Growing Home’s Wood Street farm, including hoop houses crops in West Englewood, Chicago. Photo by B. David Zarley

Daniels is a 2010 graduate of the Growing Home program and next year will mark a decade working the land he grew up just down the street from. Growing Home’s organic urban farms use agriculture as a vehicle for providing job training for people with employment barriers, whether due to prior convictions, like Daniels, or medical concerns, poverty, homelessness, or any other issues which make gainful employment difficult. Their priority is not in producing food — though their two farms do plenty of that, harvesting roughly 30,000 pounds a year —but in producing people with the skills they need to find jobs of their own.
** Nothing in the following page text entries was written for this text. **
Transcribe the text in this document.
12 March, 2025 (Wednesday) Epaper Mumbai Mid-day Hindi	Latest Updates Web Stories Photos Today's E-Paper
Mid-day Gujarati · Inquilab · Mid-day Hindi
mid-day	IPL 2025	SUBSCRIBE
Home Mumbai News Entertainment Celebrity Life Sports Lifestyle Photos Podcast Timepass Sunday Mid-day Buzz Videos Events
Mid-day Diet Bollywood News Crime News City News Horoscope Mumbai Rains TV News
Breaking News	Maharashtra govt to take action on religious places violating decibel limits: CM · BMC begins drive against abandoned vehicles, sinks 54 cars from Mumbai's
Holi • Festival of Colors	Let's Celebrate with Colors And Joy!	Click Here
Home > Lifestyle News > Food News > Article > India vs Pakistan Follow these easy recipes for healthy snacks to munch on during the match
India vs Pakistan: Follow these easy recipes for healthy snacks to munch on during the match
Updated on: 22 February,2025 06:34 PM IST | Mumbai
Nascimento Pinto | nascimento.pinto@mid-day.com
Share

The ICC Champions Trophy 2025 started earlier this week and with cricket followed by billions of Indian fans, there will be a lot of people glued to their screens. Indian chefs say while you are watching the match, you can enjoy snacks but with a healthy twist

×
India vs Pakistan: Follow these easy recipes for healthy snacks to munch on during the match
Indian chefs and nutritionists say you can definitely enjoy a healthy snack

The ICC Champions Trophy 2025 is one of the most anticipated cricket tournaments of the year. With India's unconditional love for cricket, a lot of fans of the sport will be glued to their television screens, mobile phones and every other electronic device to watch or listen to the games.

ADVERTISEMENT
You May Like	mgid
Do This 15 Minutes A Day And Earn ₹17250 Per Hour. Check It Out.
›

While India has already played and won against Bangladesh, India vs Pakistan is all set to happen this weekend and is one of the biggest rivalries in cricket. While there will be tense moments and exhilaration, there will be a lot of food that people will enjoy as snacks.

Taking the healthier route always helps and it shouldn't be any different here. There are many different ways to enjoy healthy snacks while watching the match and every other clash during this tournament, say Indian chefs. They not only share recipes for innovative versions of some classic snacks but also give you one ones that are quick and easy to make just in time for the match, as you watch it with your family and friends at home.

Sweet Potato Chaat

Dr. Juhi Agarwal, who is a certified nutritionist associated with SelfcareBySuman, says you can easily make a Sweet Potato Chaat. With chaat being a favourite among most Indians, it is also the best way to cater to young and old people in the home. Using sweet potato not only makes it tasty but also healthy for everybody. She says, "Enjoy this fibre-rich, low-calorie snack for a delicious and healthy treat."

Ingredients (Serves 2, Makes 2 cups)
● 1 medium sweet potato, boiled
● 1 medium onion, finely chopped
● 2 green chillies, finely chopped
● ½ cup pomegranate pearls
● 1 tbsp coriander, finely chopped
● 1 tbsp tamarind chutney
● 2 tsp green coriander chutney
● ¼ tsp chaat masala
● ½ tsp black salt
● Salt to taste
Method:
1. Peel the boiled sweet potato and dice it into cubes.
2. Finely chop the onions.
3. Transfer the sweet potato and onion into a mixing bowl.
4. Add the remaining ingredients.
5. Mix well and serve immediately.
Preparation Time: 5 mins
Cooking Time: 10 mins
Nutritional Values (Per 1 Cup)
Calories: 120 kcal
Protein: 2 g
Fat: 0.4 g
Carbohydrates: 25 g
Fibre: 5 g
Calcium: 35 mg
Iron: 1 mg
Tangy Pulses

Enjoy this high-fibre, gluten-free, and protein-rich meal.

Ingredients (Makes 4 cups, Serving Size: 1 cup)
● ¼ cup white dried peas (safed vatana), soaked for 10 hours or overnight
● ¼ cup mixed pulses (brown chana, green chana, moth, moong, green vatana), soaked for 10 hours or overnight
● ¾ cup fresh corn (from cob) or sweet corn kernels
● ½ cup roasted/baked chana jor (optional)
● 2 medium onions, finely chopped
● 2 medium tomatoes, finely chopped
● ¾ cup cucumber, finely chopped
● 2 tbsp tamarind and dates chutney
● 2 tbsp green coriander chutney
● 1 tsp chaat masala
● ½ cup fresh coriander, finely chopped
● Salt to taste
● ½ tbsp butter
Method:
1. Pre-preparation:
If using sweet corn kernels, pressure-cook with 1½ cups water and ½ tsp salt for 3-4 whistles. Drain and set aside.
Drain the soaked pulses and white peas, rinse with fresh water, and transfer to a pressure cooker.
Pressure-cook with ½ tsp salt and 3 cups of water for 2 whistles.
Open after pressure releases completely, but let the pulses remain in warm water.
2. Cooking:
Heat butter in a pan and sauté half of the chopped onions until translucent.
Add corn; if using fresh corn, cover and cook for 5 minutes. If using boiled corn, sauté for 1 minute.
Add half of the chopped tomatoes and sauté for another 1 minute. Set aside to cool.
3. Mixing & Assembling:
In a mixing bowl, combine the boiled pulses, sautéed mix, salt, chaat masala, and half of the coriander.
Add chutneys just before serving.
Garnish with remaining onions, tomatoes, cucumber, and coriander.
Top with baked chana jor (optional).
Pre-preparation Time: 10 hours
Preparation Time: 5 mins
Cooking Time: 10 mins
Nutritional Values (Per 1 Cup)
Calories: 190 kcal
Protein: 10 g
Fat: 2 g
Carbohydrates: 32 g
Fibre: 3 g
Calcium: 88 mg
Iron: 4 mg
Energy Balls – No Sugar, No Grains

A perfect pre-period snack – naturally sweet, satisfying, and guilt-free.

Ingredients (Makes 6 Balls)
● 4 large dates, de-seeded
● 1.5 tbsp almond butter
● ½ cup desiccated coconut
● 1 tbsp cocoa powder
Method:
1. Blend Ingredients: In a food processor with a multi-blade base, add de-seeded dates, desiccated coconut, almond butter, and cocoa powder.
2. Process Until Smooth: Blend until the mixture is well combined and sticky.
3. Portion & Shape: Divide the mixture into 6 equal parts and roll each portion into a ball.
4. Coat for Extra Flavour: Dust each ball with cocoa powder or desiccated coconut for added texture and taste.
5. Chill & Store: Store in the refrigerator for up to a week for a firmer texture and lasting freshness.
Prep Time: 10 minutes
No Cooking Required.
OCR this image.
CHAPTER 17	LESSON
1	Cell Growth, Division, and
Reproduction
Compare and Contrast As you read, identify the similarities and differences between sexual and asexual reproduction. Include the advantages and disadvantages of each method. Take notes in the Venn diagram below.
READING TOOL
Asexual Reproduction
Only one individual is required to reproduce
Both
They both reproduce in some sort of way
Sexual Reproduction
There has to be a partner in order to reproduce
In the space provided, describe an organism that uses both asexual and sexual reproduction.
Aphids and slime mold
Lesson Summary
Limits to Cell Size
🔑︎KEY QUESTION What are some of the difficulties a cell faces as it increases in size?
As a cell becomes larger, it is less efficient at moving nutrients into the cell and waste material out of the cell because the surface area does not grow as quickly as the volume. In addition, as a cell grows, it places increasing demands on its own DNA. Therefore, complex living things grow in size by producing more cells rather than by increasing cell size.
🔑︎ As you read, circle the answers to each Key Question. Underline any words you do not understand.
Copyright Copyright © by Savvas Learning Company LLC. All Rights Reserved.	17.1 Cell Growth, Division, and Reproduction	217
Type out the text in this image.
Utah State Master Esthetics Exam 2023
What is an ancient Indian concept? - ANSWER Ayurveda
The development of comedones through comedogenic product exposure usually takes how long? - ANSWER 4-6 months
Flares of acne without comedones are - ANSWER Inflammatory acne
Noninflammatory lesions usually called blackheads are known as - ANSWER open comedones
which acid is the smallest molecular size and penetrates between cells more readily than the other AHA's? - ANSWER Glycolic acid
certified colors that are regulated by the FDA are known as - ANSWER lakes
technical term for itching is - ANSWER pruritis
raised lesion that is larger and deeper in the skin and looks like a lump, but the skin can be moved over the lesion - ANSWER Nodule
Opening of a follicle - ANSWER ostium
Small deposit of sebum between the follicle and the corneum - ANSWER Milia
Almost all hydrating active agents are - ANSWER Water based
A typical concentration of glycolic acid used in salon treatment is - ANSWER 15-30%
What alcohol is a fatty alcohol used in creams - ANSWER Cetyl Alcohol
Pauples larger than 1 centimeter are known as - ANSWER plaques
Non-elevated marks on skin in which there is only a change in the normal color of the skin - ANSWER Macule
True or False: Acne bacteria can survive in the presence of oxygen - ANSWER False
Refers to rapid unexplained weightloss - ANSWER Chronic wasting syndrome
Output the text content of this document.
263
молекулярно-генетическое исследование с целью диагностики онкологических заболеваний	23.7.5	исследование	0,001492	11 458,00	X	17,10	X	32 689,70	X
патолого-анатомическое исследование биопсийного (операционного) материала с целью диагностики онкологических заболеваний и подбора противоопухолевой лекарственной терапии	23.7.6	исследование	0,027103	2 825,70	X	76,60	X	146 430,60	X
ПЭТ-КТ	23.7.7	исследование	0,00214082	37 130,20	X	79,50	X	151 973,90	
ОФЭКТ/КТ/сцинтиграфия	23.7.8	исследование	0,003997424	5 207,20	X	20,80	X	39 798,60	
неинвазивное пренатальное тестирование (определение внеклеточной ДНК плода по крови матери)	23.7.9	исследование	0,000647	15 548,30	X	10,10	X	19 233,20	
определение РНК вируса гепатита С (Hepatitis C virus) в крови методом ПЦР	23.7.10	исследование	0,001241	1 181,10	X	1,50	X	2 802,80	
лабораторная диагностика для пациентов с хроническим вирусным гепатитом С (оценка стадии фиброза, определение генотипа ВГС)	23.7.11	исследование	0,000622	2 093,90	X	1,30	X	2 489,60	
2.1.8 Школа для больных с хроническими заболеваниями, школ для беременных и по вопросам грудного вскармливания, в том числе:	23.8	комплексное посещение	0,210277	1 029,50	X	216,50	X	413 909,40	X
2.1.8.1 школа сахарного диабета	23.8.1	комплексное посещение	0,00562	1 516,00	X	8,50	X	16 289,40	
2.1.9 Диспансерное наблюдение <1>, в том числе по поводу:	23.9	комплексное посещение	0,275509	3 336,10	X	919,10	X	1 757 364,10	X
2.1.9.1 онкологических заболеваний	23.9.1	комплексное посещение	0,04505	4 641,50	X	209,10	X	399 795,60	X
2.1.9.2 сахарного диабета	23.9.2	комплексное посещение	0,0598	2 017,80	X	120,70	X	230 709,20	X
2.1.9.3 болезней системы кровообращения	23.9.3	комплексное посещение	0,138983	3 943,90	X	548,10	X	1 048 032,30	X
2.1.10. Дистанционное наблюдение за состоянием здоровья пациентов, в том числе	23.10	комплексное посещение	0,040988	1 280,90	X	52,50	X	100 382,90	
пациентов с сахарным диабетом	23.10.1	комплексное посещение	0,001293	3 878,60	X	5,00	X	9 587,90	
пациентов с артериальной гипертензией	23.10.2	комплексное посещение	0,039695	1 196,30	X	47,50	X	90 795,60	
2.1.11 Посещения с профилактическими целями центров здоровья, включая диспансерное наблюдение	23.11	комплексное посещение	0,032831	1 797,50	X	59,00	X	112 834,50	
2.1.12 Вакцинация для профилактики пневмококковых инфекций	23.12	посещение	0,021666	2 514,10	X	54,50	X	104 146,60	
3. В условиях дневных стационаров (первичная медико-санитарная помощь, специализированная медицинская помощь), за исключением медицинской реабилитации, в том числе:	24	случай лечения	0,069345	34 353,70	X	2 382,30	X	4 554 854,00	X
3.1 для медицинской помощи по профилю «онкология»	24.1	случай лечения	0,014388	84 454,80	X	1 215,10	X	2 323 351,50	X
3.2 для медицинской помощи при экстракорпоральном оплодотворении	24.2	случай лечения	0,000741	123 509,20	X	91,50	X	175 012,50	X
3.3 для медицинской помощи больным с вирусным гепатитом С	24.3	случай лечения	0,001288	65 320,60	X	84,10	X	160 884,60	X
Hoop houses like this one at Growing Home’s Honore St. farm allow for controlling weather variables and year-long growing. Photo by B. David Zarley

“There’s a good amount of urban farming happening in this city and the country,” Chrissy Gargano, Growing Home’s Grants and Communications Coordinator, said by phone. “But something that makes Growing Home different is that job training side of things, which is the basis for why Growing Home exists.”

Growing Home’s program lasts 14 weeks. Participants, called production assistants, are paid workers who split their time between the farm and the classroom, where they learn not only employment techniques — resume writing, elevator pitching, interviewing — but also social skills through the TIP (Transferring Impossible to Possible) curriculum developed by Philip Hong at Loyola Chicago’s School of Social Work. Inside the classroom, TIP reminders like “HOW ARE YOU TIP’N’ TODAY?” hang from the walls, and a social worker is present in the classroom to help them implement these tips in their lives. The end result is Growing Home’s holistic job training approach, wherein business and social skills are intertwined.

Growing Home’s Honore Street farm in West Englewood, Chicago. Another field across the street will soon increase food production for the neighborhood. Photo by B. David Zarley

The next step for the program is to grow — but to grow smart. Gargano and Executive Director Danielle Perry both attribute part of Growing Home’s success to the small group sizes of about 50 participants a year. This allows for a small staffer-to-production assistant ratio, ensuring that all participants get the attention they need.

Perry, who arrived in March, also wants to focus on providing more food to the Englewood neighborhood specifically. They’re building a new farm across the street from their Honore location. One hundred percent of the new farm’s produce will stay in the neighborhood. By forming relationships with church communities and local stores, Perry hopes to alleviate a barren food desert; this immense neighborhood is served by only two grocery stores.

In the din, Daniels shares his dream of buying a few acres and growing his own food; he’s got the skills, after all, and is a vegetarian anyway. In the meantime, he manages the farms and the people on them, helping to instill the same skills which turned his life around almost a decade ago.

“Growing food is one thing,” Daniels says. “But to me, the biggest impact is creating jobs in the community.”

And Daniels steps out into the storm.